The book and efforts to distribute it divided the country. In Hicksville, on Long Island, the school board rejected someone’s offer to donate copies, while in nearby Levittown, after an hour of debate, the school board accepted a gift of six. At Elmira College in Western New York, 60 students picketed the home of the college president after he distributed free copies through the campus mail.
The book may have circulated widely, but it did not help Goldwater; he lost the 1964 election by a wide margin to the incumbent, Lyndon B. Johnson.
Stormer, though, saw a silver lining to that defeat. He viewed it as a signal to conservatives to work harder and smarter.
“That whole conservative movement of the early 1960s matured and produced the Reagan revolution,” he told The Washington Times in 1999, on the occasion of the publication of another book of his, “None Dare Call It Education.” In that book Stormer contended that the American education system had strayed from a focus on academics and been hijacked by forces promoting a type of social engineering dangerous to traditional values.

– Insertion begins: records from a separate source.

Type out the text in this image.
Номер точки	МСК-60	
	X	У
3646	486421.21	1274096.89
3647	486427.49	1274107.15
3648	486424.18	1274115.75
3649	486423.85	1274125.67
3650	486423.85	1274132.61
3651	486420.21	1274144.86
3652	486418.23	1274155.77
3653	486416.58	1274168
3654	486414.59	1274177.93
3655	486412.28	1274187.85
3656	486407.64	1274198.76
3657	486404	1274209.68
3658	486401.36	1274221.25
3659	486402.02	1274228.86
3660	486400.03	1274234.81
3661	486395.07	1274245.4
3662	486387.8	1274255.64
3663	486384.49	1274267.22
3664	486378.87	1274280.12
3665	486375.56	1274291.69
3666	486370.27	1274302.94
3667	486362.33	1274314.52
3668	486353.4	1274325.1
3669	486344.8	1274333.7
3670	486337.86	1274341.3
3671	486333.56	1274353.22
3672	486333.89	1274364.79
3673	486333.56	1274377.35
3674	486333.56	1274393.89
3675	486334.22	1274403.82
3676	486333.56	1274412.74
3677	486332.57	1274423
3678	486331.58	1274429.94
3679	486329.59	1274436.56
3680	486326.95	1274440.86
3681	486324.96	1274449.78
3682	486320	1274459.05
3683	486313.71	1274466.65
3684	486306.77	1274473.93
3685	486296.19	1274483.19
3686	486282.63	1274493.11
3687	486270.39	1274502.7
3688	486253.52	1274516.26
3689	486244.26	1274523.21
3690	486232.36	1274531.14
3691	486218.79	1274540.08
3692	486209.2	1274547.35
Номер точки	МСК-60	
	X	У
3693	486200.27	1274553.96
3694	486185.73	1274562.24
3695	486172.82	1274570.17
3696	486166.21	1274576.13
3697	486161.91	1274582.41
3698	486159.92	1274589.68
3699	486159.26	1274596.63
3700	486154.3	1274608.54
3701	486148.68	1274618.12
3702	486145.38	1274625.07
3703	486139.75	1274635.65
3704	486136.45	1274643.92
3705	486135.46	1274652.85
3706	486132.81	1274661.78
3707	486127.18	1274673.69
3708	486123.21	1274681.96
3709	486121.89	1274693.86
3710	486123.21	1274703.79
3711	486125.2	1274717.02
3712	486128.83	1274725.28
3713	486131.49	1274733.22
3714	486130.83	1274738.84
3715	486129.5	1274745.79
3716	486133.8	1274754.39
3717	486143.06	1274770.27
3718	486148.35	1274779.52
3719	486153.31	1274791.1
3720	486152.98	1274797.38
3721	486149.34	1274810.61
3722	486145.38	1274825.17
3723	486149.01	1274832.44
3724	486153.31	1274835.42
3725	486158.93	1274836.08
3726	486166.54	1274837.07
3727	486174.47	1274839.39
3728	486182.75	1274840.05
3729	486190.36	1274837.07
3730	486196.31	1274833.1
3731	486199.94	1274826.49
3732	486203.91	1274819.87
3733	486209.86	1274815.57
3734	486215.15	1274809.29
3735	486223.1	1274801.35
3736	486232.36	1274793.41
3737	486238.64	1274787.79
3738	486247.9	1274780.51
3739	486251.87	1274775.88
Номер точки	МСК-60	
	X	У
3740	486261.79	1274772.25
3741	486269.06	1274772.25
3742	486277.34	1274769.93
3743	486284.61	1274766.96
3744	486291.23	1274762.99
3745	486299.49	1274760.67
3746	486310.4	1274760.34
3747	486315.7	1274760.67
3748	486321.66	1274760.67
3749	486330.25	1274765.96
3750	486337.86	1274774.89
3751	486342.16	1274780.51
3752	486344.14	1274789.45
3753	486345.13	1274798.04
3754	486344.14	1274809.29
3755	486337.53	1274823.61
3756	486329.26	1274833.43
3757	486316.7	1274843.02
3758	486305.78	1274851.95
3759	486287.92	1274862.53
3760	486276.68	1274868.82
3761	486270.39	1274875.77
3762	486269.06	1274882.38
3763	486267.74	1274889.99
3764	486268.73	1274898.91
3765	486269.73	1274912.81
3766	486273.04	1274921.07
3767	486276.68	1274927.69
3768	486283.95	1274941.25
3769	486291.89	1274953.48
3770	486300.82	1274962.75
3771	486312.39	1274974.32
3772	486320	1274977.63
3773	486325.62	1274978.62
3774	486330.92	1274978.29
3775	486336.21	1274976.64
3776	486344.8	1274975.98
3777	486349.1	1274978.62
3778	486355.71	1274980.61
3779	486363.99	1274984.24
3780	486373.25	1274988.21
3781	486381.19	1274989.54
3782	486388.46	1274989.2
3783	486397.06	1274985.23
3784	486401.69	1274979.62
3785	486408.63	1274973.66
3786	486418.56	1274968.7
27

In 1965 Stormer, who had grown up in a Roman Catholic family, “came to a saving knowledge of Jesus Christ,” as the funeral home’s obituary put it. He became pastor of a Baptist church in Florissant, Missouri, a position he held for 31 years. He was also superintendent of a Christian school and, for 10 years, president of the Missouri Association of Christian Schools.
His other books, all espousing conservative views, included “The Death of a Nation” (1968), “Betrayed by the Bench” (2005) and a 25-year updating of “None Dare Call It Treason” in 1990.
He is survived by his wife of 67 years, Elizabeth; a daughter, Holly Hartzell; a sister, Susan Pezzi; four grandchildren; and nine great-grandchildren.
Though the accuracy of “None Dare Call It Treason” was often disputed, Stormer was confident he was right, so much so that in the book’s final chapter, “What Can You Do?,” he urged his readers to scrutinize him.
“First, you must educate yourself,” he wrote. “Determine that the facts in this book are true.”
Among his other advice was that people read two newspapers a day of opposite editorial viewpoints. He also urged his readers to make God a meaningful force in their lives and to be politically active. The stakes, he said, were high.
“If Communism comes to America,” he wrote, “you will lose not only your money, but your freedom, your children, your home, and possibly your life.”